Nos guste o no, los árboles son hermafroditas, y no ángeles asexuados, emplumados en su encaje de clorofila; en ellos late un corazón de savia.

Ya no podemos cortarlos sin escuchar los gritos que profieren, gigantes mandrágoras, milicias toda corteza y en pie de guerra.


Pulgarcita, que por supuesto no existe, pero él la ha soñado noche tras noche haciendo trampa: la ve recogiendo hongos venenosos y dejar a su paso un rastro salpicado de migas de tinta.

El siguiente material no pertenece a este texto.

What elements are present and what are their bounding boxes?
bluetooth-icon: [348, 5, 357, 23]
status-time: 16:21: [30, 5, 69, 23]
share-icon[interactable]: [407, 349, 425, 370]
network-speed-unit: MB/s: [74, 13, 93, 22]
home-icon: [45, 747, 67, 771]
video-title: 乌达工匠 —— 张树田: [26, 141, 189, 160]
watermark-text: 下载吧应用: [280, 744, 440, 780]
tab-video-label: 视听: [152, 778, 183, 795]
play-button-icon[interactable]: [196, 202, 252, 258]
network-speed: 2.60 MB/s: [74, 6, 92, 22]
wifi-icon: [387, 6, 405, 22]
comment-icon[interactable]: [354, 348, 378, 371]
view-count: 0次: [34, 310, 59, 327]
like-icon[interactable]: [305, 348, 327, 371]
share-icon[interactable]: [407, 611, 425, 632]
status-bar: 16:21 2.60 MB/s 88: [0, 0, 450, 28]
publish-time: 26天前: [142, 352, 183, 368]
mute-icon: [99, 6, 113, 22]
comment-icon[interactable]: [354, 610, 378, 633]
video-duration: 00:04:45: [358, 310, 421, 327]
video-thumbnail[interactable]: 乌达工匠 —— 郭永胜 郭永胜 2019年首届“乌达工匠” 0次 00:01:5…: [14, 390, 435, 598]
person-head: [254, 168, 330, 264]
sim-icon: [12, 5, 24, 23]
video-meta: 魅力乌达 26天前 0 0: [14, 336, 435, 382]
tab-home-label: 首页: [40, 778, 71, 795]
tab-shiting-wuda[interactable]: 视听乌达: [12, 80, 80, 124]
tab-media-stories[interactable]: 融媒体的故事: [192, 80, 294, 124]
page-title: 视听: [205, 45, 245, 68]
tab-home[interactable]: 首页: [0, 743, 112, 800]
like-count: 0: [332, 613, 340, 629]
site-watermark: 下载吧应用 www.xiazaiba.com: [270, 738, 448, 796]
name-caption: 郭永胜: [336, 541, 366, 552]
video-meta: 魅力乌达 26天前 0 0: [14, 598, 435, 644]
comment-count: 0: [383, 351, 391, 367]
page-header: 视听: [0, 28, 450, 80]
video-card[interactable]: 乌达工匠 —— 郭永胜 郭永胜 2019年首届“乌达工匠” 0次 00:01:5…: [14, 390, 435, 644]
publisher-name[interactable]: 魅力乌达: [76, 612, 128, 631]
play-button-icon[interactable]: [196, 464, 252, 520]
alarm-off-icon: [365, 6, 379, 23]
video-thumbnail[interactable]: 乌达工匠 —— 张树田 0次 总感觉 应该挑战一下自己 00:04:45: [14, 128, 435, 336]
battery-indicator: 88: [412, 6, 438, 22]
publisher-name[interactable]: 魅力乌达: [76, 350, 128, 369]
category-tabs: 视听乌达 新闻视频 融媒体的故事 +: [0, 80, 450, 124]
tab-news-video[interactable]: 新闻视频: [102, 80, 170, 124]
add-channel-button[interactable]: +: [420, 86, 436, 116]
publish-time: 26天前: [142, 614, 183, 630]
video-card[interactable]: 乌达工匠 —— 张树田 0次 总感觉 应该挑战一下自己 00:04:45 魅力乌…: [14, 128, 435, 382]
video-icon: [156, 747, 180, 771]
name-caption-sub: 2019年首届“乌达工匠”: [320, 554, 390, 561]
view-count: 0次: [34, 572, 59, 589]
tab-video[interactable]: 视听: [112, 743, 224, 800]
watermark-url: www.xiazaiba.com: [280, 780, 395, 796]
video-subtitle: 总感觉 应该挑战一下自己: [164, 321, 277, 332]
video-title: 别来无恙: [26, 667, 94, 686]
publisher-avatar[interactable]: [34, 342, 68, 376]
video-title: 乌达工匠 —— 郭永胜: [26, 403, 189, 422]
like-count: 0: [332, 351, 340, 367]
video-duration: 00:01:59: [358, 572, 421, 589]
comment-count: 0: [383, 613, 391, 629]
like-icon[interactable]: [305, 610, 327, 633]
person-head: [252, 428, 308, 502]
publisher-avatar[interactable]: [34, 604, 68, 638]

Ella se abre brecha en la espesura —bosque de arces y bugambilias, selva variopinta para el quetzal y el oso grizzli, ¡qué oscuro es aquí!—, y se abre brecha con su bolígrafo. La siguen una parvada de buitres, una jauría de pterodáctilos, una camada de faetones (exquisitas manadas de pájaros extintos) —alas extendidas en lo alto circundando al unísono el trazo negro de su caligrafía.

Carta a Khaled


Khaled,

llevo tu pueblo a cuestas como una piedra.

¿Seremos acaso para siempre condenados

a este largo ascenso,

Sísifos de perlas rojas encerradas en su caja,

tú en mí como la médula al hueso, el fuego al sol,

la plata a la luna?

Y todos los relojes de arena del mundo

no alcanzarían a cubrir los muertos

en los cementerios de Gaza.

Khaled, quisiera palabras tan hermosas,

y el ángel me latiguea con su cálamo,

quisiera palabras tan luminosas como alba,

caricia, pétalo, pluma de quetzal,

y la piedra rueda de mi espalda,

plomo que se hunde en picada

hasta la hez donde tus muertos han ido a parar.